If this guy dies, no one will miss him.
The lights began to flicker and give off a buzz-hum, and when the door to his room slammed shut, she felt a scream building but stifled it.
Gruber’s head slumped, his chin to his chest. The room was like the inside of a coal mine. She stumbled toward the door.
As she headed for the door, she told her self not to panic, to take deep breaths. A breeze must’ve slammed the door, and the lights were a fluke. Had to be.
She heard something hiss. It was like someone whispering too low to hear. She turned and looked at Gruber.

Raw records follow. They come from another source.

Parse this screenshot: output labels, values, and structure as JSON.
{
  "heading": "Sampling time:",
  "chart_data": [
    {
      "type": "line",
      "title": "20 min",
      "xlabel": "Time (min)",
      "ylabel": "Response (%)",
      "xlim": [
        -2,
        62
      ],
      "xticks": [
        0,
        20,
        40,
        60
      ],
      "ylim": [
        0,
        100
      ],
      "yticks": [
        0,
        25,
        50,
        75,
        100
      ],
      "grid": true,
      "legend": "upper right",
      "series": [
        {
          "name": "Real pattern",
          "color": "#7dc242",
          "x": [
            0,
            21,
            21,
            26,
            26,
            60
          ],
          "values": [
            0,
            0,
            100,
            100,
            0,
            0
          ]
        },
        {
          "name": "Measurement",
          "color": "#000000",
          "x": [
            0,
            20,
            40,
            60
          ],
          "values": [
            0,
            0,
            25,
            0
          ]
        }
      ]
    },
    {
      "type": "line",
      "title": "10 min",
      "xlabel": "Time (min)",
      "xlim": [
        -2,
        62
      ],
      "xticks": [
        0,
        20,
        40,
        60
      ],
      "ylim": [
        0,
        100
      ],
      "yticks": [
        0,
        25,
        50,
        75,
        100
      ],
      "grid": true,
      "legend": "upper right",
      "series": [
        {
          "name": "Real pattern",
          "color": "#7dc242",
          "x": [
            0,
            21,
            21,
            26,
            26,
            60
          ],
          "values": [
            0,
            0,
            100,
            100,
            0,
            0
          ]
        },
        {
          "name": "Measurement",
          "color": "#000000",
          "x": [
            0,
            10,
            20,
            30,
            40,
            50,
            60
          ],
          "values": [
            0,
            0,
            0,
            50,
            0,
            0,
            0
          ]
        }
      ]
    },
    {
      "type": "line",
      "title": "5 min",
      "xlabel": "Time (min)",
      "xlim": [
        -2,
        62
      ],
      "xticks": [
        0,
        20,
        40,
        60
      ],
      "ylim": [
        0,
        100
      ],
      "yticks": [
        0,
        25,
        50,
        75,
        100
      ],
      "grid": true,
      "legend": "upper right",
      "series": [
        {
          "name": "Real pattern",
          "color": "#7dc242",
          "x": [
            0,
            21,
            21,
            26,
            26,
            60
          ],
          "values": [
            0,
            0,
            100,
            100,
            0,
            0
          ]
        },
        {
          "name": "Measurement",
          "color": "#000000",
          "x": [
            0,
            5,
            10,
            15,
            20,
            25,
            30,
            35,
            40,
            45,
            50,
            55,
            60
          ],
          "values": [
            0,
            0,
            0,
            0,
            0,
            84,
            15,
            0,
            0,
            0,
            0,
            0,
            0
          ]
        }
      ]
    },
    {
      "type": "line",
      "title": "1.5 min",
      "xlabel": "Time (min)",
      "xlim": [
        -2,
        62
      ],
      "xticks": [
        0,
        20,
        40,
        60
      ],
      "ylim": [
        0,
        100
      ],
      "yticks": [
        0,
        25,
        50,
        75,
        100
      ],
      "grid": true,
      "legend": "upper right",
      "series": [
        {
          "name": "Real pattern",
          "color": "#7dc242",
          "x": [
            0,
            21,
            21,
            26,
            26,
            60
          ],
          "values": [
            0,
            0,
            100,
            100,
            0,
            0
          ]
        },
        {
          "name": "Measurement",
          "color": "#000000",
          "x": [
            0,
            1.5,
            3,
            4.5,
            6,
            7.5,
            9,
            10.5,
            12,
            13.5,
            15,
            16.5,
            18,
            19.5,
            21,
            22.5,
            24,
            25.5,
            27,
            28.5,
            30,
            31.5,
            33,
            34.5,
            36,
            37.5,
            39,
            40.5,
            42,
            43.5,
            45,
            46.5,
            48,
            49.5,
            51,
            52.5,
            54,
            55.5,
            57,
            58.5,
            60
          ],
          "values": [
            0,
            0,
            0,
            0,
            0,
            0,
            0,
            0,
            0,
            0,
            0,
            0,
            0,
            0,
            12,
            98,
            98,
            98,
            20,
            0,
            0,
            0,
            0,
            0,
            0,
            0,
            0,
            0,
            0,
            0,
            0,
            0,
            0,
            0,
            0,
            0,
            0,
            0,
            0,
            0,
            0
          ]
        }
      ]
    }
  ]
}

In the corner near his bed, something slithered in the corner, a shadow blacker than the darkness itself in the room. It was vaguely man-shaped, and she watched it drift across the wall. The shadow-thing kept up its chattering and whispering. Karen was tempted to plug her ears so she wouldn’t have to hear it.
Her guts felt like they’d been liquefied. She gripped the door handle and pulled.
The door would not open and she pounded on it, yelling as she did so. Someone in the hallway would have to hear her.
She glanced at Gruber. He sat up, yanking the IV from his arm. His eyes were still dead glass and his mouth remained open.
The shadow-thing, with spindly arms and legs, moved across the floor towards the bed. It crawled up onto Gruber’s chest and dammit if it didn’t force its way into his mouth. She saw his cheeks bulge and his Adam’s apple bob as he swallowed whatever the thing was.
Jesus Christ if you’re going to do me one favor, let this door open.
She gave one final tug as Gruber fell back on the bed. The door opened and she stumbled into the hallway, nearly hitting an aide, who was wheeling a linen cart down the hallway.
This time, she let the scream out and didn’t stop until her throat felt as if it had been raked by glass.